Not readiness, not taxpayer dollars, not the fact that Space Command is already fully operational in Colorado Springs — no, it’s mail-in ballots. Trump says they’re crooked. He says Colorado can’t be trusted.
He might as well have said the mountains offended his hair.
Former Colorado Springs mayor John Suthers, a Republican mind you, called the move “disappointing.” Disappointing? Jesus wept. When a drunk driver takes your Cadillac and rams it into a ditch, you don’t call it “disappointing.”
You call it sabotage.

Suthers politely reminded the country that from a national defense standpoint, it makes no sense. That’s political code for this is insane. And he’s right — it’s lunacy with a parade permit.
Phil Weiser, the Colorado Attorney General, says he’s ready to fight it in court. He might win, but by then the bureaucrats will already be pricing barbecue joints for their farewell parties.

Meanwhile, the whole project stalls. Operational readiness gets disrupted. Taxpayers foot the bill. Soldiers and their families pack up their lives because one man wants to stick it to a state that wouldn’t lick his boots.
Herr Doktor, you’d recognize this madness. You came from a land where politics bent science into grotesque shapes, where rockets built for exploration became V-2s raining hell on London.
Now, in America, rockets are being moved across the map like poker chips because a president lost Colorado three times and won Alabama three times. You would have understood the logic, if not admired the stupidity.

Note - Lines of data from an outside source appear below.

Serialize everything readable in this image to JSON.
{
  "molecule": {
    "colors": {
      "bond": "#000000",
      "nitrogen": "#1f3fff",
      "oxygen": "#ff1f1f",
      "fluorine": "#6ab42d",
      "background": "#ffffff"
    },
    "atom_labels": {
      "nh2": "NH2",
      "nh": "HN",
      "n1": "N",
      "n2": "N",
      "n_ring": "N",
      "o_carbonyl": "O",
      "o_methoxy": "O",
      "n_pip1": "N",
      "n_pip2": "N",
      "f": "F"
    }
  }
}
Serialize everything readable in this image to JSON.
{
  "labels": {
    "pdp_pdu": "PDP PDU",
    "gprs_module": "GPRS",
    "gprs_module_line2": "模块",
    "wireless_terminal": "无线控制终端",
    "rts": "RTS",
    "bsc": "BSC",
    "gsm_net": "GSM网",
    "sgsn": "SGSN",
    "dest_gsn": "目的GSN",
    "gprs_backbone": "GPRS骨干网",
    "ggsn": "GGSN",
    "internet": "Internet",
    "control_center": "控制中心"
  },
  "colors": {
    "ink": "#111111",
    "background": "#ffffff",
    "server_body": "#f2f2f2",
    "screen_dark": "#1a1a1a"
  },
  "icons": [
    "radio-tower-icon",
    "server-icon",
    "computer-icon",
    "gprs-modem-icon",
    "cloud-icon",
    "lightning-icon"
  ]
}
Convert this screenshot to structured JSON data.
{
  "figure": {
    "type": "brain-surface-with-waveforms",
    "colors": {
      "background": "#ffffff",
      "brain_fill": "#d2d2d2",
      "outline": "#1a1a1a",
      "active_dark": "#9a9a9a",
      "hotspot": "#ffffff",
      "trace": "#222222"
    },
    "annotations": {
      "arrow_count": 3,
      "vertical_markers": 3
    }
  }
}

The irony is sharp enough to cut steel: the command charged with defending America’s future in space is being grounded by the pettiest politics imaginable.
You can almost hear the laughter from Moscow and Beijing. Not at our rockets — those still fly — but at our leadership, which treats the heavens like a campaign stop.
So rest easy, Wernher. Your Rocket City is back in the headlines. But not because of Saturn V or moon landings. No — because we’ve managed to turn national defense into a traveling circus.